Pass Permanent Internet Tax Ban in September | Commentary
By Karen Kerrigan The laundry list of pressing legislative matters facing Congress in September is predictably daunting. From a long-term extension of the transportation bill to an overall package to keep the government open, the heat of August will surely still be felt on the Hill after recess.
When it comes to the Senate extending the ban on Internet access taxes — preferably on a permanent basis — non-action is not an option. Taxing the Internet would have deleterious effects on the economy.
In 1998, when the Internet was still new, Congress placed a moratorium on states and localities taxing Internet access and placing multiple or discriminatory taxes on electronic commerce. The rationale was sound: Communication services have forever been a cash cow for local governments seeking revenue, and allowing such uncontainable taxation would snuff the Internet’s potential. According to the Internet Tax Freedom Act Coalition, the average tax on telephone and voice services is a whopping seventeen percent. For cable, it is 12 percent.

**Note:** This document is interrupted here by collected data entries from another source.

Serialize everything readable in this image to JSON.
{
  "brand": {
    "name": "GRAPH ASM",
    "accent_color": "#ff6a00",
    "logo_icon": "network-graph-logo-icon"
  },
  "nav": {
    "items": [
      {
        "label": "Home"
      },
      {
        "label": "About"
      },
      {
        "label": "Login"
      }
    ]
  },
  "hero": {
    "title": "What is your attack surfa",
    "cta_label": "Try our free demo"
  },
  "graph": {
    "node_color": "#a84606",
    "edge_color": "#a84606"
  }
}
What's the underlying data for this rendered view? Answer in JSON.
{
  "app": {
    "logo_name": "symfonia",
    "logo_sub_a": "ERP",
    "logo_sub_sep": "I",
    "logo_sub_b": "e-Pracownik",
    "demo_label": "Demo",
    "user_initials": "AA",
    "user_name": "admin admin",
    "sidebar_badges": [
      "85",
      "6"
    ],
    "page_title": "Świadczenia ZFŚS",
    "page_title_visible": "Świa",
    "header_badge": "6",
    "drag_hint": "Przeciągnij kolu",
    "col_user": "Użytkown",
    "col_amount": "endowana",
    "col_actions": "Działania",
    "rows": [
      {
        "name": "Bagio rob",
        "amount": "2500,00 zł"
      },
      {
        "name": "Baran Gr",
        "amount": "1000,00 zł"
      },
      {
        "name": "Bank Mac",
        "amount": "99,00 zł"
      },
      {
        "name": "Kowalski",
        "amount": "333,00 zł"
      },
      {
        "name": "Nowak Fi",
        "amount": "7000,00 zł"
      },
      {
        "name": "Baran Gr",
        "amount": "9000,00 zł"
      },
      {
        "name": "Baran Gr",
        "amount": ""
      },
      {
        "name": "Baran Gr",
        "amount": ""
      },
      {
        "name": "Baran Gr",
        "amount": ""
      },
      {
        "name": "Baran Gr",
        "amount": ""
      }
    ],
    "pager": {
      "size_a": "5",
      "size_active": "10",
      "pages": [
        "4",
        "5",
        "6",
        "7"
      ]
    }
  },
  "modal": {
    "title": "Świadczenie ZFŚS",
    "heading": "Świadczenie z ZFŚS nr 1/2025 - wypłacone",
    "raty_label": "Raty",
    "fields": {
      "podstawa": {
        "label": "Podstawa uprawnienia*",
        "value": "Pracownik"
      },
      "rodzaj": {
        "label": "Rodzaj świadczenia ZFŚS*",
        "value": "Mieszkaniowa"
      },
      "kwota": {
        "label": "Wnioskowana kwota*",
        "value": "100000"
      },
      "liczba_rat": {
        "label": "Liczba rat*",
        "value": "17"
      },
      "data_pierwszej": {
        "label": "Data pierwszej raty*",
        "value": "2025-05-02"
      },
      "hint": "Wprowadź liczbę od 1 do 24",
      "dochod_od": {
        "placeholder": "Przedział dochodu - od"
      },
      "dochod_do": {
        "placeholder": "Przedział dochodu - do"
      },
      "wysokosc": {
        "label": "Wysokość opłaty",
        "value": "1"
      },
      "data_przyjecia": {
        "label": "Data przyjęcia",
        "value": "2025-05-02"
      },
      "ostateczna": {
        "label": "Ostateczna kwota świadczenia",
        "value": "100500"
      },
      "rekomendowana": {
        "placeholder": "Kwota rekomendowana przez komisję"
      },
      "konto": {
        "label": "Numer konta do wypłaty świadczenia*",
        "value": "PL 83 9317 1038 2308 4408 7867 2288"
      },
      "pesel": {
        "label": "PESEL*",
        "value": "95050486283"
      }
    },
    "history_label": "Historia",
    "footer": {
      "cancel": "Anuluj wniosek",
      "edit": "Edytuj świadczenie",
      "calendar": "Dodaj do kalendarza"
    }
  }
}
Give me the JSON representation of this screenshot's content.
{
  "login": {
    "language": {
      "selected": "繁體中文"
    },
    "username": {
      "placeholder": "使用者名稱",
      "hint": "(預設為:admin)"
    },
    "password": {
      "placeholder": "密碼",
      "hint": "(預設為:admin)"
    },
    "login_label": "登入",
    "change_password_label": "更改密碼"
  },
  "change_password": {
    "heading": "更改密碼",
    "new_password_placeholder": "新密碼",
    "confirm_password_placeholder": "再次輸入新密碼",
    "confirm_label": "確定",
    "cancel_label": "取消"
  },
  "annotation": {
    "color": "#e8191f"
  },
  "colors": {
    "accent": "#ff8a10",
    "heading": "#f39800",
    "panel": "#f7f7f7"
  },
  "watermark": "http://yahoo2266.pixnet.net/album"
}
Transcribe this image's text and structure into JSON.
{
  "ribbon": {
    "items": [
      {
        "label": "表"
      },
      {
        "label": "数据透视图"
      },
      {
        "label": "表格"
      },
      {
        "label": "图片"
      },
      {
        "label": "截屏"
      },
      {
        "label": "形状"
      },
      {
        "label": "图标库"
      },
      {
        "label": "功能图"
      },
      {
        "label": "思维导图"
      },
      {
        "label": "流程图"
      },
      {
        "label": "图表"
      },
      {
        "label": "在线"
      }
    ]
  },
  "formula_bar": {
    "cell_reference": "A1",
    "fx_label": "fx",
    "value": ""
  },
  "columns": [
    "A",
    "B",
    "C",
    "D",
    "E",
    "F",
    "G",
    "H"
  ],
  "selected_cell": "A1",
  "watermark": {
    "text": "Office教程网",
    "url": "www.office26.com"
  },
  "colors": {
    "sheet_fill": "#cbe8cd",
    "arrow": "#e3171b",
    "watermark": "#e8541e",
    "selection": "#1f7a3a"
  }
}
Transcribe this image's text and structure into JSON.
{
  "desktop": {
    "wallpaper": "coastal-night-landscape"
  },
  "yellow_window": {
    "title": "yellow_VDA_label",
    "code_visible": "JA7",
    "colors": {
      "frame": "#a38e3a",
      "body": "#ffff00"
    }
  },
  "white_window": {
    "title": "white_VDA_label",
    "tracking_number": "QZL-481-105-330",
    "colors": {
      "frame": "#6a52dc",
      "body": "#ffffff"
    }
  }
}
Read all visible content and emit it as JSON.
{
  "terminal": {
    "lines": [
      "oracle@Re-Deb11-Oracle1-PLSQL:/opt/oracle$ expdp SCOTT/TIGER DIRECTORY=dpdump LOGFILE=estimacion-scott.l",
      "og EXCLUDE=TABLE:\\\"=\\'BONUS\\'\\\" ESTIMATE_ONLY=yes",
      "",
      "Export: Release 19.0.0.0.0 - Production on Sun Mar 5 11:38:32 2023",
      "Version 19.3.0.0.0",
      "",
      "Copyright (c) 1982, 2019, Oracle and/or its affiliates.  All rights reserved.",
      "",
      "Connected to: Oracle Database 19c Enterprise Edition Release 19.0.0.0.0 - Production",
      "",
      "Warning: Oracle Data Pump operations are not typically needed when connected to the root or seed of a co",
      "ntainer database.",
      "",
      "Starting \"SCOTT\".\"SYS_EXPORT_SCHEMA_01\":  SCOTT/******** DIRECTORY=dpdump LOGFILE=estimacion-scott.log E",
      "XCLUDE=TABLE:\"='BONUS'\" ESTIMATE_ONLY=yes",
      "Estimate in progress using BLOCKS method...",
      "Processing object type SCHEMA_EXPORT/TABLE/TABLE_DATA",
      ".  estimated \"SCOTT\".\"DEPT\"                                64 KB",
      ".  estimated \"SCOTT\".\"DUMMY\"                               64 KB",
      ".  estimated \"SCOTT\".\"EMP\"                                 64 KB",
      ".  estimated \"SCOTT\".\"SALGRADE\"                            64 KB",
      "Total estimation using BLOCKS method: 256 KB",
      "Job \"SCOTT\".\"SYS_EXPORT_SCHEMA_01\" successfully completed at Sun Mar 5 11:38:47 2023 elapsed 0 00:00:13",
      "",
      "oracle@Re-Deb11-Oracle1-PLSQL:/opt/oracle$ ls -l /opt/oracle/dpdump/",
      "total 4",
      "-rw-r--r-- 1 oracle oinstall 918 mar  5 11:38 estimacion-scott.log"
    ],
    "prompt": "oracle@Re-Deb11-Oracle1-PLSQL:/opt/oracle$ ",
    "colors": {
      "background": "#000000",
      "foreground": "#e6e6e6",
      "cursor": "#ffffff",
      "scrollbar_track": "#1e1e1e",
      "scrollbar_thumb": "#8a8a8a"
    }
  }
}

The result of the ban has been profound. By helping keep costs down, 85 percent of Americans now regularly use the Internet, according to fresh data from Pew. The proliferation of the Internet, while not solely attributable to a ban on access taxes, undoubtedly fuels the economy.
It also helps spur entrepreneurship and small business competitiveness. Internet access helps business owners market their products, service customers, purchase supplies and efficiently run their businesses. As noted by Sen. Ron Wyden, D-Ore., when the Senate’s Internet Tax Freedom Forever Act was introduced in February, “small business owners rely heavily on affordable Internet access, providing them with access to new markets, additional consumers, and an opportunity to compete in the global economy. Economists have recognized that excessive taxation of innovative communications technologies reduces economic welfare more than taxes on other sectors of the economy.”
Unfortunately, the moratorium has forever been temporary, last extended in December 2014, and now faces expiration in October without action from the Senate. The House of Representatives passed a permanent extension in June by a voice vote and with more than 200 co-sponsors.
While the solution should be straightforward, a contingent of 22 Senators support a separate piece of legislation known as the Marketplace Fairness Act, which they believe should be part of the process in extending the access ban. In 2014, while unsuccessful, some of these Senators even introduced a piece of legislation known as the Marketplace and Internet Tax Fairness Act, which expressly combined the two bills into one.
The Marketplace Fairness Act would allow states to force out-of-state businesses to collect and remit sales taxes on goods or services purchased online by in-state consumers. But the merits of the bill — which I have deep concerns about with regard to its effect on businesses — is beside the point. It has no chance of passing in the House. Dragging out an extension of the access tax to try and advance the sales measure runs the risk of letting the access ban expire, which would raise costs on all consumers.
Sen. Lamar Alexander, R-Tenn., a staunch supporter of the Marketplace Fairness Act, once said in 2009, “When we bite off more than we can chew, we don’t succeed. Most people who have watched Washington know it can only do one big thing at a time.” The senator and his colleagues should heed these words and take the practical route to advance a permanent ban, which benefits everyone.
Former presidential candidate Steve Forbes wrote in Roll Call in 2014, “The difficult part has been accomplished — there is broad bipartisan political consensus that something must be done to save Americans from prohibitive taxes on Internet access and activities.” In 2015, the same is true. The Senate should permanently extend a ban on Internet access taxes.
Karen Kerrigan is president & CEO of the Small Business & Entrepreneurship Council.